By: The Editorial Board – wsj.com – August 17, 2021
It’s too early to know the wider strategic fallout from America’s botched Afghanistan withdrawal. But there’s strong reason to doubt convenient claims that the retreat will help the U.S. balance a revisionist China. Beijing is more likely to see the display of fecklessness as an opening to exploit.
“Our true strategic competitors, China and Russia, would love nothing more than the United States to continue to funnel billions of dollars in resources and attention into stabilizing Afghanistan indefinitely,” said President Biden in his defiant Monday speech.
Put aside that, because of the Taliban triumph, the U.S. now has more attention and troops devoted to Afghanistan than it did before the exit. Beijing is already using the debacle to taunt Taiwan and the U.S.
“Is this some kind of omen of Taiwan’s future fate?” said an editorial in the Global Times, a Communist Party organ. “Once a cross-Straits war breaks out while the mainland seizes the island with forces,” the paper added, “the US would have to have a much greater determination than it had for Afghanistan, Syria, and Vietnam if it wants to interfere.”
China’s Foreign Ministry also took a victory lap in a press briefing Tuesday. Its spokeswoman said the Afghanistan war shows that the U.S. shouldn’t “interfere in other countries’ internal affairs,” pointedly using the same language Beijing uses to object to America’s support of Taiwan’s independence. China says Taiwan’s status is an “internal” issue, though the self-governing democracy is a linchpin of security for Pacific states including Japan.
Beijing’s propagandists will take any opportunity to denigrate the U.S. But its strategic opportunities from the Afghanistan withdrawal are real. The U.S. abandoned its air base at Bagram for nothing, sacrificing some of its ability to project power in Central Asia. Afghanistan under Taliban rule may also be a fruitful source for China’s development of strategic rare-earth minerals.
One clear loser from the regime change in Afghanistan is India, whose ambassador fled Kabul amid the Taliban takeover.
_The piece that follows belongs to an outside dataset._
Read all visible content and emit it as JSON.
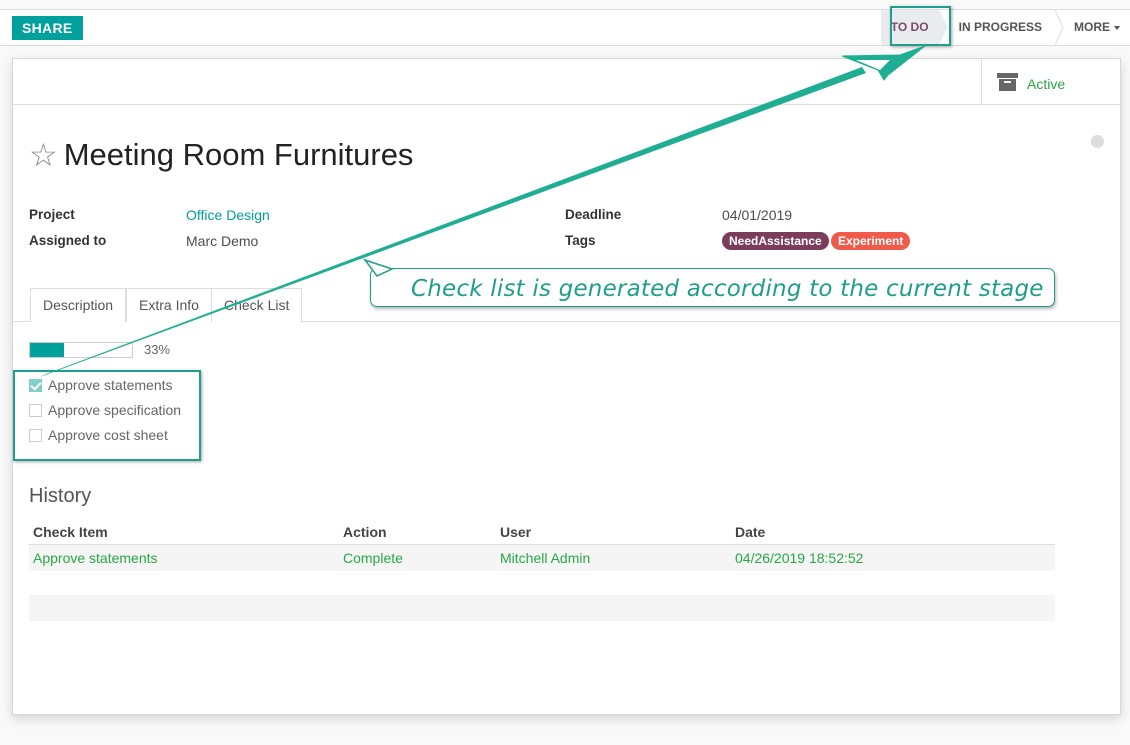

India’s northern border was the site of deadly clashes with Chinese troops last year, and New Delhi is part of the “Quad” coalition for checking China in the Indo-Pacific. But if India needs to manage renewed security threats from jihadists, it will have less capacity to resist China’s bullying.
Beijing’s Afghanistan taunts resonated enough in Taiwan that the island democracy’s premier repudiated them in press remarks Tuesday. He said Taiwan’s leaders are “not afraid of being killed or imprisoned” in case of an invasion, Reuters reports. China’s military flew sorties near the island the same day.
Taiwan’s government is far more advanced than the fragile state the U.S. stood up in Kabul. Many in the Biden Administration who were willing to abandon Afghanistan to the Taliban may be more committed to U.S. allies in the Western Pacific.
But as Beijing watches the U.S. retreat in Kabul, it might miss that message—especially as the Administration proposes a stagnant defense budget despite rising threats. If China’s Communist Party perceives that the U.S. won’t “interfere” to protect its allies in the Pacific, the world will soon be a far more dangerous place.